This paper represents a review of the last 32 years of geochronological work in the Central and Western Alps. Some of these data, distributed in over 240 papers, are poorly accessible, thus starting to fade away from the view of Alpine geologists. The data have been represented on 7 maps, 3 of which, at a scale of 1:800'000, cover the area from the Alpine/Apennine boundary near Genova, through to the western Silvretta. Map I contains Rb-Sr data, map II summarizes the K-Ar and Ar-Ar mineral data. Map III shows U-Pb and whole rock data, and therefore represents our knowledge of the pre-Alpine history. The ages on maps I and II are represented by a colour code, the symbol on the maps represents the mineral concerned. A number, printed near the symbol leads to the references, which are given both in numerical and alphabetical order. 4 maps of the Central Alps are at a scale of 1 :635 000, Maps IV and V give the fission track data for apatite and zircon respectively. On maps VI and VII, the K-Ar and Rb-Sr data are. given respectively at the same scale for direct comparison. The interpretation of the mineral data is presented in the light of the cooling and blocking temperature concept, which is discussed in detail. All ages are calculated using the IUGS recommended constants.
The present compilation of joint geochronological research in the Central and Western Alps reveals surprising inhomogenieties both in regional and temporal distribution. The Western Alps contain practically no Rb-Sr and U-Pb data. A majority of the data deals with the Alpine metamorphism and with the cooling after the Alpine orogeny. From pre-Variscan times, only little can be said with certainty, no pre-Variscan mica ages having been found so far. Widespread Variscan granitoids (360-280 Ma) which become more acidic with time, intruded a pre-Variscan polymetamorphic basement of generally lower crustal origin, with maximum sedimentation ages between 1000 and 500 Ma. Around 300 Ma before present calcalkaline magmatism, both intrusive and effusive started, and lasted until mid Permian, the onset of Verrucano sedimentation. These late Variscan magmatic phases mark the onset of continental thinning and rifting, with high heat flow and concomitant hydrothermalism along preferred lystric planes geochemically completely altering the adjacent rocks and thus lowering their radiometric ages. In the Austroalpine/Southalpine units, mica ages between 240 and 140 Ma mark the slow uplift and cooling of these zones, from lower to upper crustal conditions.

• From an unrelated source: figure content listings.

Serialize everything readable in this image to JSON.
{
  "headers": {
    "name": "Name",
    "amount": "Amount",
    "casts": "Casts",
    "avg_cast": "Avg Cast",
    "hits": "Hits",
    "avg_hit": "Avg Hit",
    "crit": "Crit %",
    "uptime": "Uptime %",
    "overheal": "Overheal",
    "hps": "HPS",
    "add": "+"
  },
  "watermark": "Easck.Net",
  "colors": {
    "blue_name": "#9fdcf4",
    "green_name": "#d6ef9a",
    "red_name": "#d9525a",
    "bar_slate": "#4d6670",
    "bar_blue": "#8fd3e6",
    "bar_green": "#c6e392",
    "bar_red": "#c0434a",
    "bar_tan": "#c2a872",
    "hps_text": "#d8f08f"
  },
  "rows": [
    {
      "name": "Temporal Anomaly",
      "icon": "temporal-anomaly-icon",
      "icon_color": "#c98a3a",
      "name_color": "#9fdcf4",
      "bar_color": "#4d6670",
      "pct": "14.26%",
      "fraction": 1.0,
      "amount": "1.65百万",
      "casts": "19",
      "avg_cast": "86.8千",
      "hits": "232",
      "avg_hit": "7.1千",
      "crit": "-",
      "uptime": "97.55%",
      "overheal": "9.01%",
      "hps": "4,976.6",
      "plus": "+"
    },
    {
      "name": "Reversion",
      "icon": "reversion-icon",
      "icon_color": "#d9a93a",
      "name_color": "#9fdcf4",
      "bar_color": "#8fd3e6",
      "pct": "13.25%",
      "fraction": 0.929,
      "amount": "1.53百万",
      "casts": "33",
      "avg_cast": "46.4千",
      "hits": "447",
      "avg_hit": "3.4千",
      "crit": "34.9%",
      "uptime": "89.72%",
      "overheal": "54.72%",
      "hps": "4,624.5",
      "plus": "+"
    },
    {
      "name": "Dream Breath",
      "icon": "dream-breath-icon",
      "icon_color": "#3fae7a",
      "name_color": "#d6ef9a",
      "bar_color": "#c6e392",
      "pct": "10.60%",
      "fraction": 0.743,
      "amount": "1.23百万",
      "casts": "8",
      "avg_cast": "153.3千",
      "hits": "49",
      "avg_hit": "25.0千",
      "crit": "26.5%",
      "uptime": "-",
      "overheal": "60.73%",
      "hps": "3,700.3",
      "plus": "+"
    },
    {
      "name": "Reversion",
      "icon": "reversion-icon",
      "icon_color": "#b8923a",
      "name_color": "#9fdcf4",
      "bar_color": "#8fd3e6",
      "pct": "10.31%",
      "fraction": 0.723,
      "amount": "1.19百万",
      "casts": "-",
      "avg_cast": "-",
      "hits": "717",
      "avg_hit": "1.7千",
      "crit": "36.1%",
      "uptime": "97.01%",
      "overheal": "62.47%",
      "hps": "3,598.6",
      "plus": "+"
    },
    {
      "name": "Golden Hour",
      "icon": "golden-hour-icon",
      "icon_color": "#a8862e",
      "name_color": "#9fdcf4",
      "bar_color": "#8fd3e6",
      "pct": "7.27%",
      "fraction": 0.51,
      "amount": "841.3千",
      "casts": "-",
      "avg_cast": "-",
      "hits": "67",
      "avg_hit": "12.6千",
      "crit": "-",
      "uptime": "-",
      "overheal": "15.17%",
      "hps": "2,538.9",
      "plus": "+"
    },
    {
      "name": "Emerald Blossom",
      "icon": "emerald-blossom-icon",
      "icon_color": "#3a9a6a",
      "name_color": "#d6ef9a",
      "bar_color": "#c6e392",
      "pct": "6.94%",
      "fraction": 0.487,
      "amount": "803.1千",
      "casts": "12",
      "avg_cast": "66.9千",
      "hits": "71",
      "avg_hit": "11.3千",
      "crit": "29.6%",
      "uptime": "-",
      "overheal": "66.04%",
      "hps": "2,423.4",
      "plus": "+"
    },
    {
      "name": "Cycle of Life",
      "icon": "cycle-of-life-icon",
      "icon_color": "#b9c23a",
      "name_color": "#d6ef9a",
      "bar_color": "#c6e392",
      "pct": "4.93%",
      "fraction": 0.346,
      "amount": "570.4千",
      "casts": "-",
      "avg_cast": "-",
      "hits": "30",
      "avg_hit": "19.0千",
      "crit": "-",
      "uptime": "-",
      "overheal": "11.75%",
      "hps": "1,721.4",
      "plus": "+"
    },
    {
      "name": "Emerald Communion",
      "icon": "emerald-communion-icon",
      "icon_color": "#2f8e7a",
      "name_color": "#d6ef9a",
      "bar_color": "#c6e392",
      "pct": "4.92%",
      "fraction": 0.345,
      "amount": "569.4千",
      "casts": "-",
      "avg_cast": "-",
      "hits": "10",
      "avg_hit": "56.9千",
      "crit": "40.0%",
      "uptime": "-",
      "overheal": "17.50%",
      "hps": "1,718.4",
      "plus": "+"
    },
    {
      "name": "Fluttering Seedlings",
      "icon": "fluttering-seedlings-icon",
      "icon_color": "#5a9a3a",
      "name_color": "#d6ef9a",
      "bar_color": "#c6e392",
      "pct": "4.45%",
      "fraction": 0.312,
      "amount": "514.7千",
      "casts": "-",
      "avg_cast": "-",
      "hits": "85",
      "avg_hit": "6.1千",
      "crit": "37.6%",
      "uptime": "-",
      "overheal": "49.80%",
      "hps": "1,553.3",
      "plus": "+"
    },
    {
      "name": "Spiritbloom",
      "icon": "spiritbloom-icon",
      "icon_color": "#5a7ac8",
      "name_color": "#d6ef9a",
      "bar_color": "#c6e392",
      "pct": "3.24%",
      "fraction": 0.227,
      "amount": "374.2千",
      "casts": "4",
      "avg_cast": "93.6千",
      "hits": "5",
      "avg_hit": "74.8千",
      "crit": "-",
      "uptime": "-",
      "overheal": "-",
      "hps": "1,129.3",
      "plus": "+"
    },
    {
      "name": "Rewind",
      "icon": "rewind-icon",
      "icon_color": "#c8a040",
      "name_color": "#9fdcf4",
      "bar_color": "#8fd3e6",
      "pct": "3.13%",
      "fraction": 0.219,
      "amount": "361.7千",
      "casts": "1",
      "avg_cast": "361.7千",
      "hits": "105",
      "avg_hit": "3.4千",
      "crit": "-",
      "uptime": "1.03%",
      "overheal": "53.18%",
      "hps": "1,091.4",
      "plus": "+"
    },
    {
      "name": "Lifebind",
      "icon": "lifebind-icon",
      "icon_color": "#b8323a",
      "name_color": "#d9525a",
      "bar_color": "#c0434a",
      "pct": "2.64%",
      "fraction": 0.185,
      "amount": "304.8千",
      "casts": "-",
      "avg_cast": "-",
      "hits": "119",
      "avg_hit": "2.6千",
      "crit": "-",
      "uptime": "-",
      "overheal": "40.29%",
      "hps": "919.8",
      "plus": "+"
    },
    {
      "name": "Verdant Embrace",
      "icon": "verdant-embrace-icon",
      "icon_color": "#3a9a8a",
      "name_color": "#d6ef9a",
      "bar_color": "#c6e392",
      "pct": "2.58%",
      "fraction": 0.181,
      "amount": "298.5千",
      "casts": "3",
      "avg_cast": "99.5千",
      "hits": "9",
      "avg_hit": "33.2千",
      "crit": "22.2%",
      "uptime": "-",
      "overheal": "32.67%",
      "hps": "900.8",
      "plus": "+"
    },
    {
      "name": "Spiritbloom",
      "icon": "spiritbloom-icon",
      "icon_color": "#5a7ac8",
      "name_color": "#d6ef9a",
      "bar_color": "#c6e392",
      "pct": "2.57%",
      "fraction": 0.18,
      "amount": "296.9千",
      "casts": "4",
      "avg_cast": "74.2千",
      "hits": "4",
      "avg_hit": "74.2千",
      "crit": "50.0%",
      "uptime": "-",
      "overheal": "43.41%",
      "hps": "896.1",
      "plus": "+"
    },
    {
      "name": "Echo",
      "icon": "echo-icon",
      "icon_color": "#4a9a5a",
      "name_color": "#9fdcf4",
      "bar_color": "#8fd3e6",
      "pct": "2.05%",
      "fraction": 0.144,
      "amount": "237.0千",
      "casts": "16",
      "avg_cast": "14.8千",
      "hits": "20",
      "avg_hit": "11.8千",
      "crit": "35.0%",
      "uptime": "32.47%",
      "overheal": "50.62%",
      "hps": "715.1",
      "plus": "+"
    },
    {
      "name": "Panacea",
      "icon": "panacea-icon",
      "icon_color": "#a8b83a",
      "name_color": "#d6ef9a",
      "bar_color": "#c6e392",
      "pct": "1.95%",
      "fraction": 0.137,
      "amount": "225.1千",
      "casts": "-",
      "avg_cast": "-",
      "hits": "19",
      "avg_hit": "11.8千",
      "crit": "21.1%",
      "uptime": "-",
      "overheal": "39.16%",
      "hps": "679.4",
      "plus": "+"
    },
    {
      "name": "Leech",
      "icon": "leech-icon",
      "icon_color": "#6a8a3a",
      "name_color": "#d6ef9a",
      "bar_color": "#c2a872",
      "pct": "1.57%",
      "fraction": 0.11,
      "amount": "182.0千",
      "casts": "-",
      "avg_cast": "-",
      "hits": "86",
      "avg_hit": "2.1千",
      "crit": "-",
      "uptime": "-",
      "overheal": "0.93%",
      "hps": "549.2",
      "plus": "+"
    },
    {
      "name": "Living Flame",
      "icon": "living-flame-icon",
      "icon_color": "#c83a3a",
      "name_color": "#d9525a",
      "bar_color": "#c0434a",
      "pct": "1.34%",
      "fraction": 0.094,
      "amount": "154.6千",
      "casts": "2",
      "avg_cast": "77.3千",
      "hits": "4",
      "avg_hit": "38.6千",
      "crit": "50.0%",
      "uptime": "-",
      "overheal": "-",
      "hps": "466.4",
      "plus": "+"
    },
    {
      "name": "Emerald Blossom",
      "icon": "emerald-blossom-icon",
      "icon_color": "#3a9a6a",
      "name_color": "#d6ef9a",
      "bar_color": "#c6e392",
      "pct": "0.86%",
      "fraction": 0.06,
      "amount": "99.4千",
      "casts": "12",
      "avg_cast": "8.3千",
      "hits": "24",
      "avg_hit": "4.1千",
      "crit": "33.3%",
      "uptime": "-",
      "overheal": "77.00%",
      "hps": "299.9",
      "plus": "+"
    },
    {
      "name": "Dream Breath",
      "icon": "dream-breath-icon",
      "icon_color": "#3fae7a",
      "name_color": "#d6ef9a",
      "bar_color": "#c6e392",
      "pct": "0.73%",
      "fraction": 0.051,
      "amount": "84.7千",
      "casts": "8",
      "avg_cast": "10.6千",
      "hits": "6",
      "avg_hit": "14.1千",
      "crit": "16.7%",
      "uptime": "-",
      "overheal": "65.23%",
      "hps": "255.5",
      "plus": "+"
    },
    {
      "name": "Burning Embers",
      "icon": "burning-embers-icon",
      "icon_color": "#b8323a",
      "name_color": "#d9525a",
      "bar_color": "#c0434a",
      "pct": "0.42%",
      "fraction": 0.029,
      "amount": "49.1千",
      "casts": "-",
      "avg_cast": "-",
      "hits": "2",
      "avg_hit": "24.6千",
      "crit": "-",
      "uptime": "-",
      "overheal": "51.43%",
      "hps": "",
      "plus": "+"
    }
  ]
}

The Eoalpine orogeny has been subdivided into an early eclogitic stage (140-85 Ma) and a later blueschist and cooling stage (85-60 Ma). The coïncidence of two or more different chronometers facilitates the interpretation of the Eoalpine age data.
The Tertiary has been subdivided into 4 phases, the ±30 Ma calcalkaline magmatism subdividing the Cenozoic era into the Mesoalpine and Neoalpine.
1) The period between 60 and 45 Ma is characterized by relative quiescence (Trümpy's 1961 restoration phase). These ages can be interpreted in different ways. For example, as mixed pre-Alpine/Tertiary ages, mixed Eoalpine /Tertiary; or as ages from regions without a pronounced break in the P-T-conditions between the Eoalpine and Tertiary evolution.
2) The 45-30 Ma period marks the Mesoalpine metamorphic phase, found dominantly outside the area. Therefore the term Lepontine phase (as used by the Bern group) for this age range implies a more local distribution and is thus inapropriate.
3) Ages between 30 and 0 Ma mark the Neoalpine event, subdivided (arbitrarily at 15 Ma - a more or less quiet period) into early and
4) late Neoalpine.
The Alpine movements of major tectonic lines, such as the Insubric line, the Simplon line and the Aosta-Ranzola line, have been dated both during their ductile as well as their brittle movements, by means of mineral ages. Thus periods of polyphase Alpine movements, ranging from as early as Jurassic and lasting throughout the whole Tertiary have been identified. Also Jurassic, Cretaceous, and Miocene movements along major thrust planes of nappes have been dated with success, principally by the K-Ar and Ar-Ar methods on dynamically recrystallized K­white micas. Cooling curves for a great variety of different regions in the Central Alps have been established.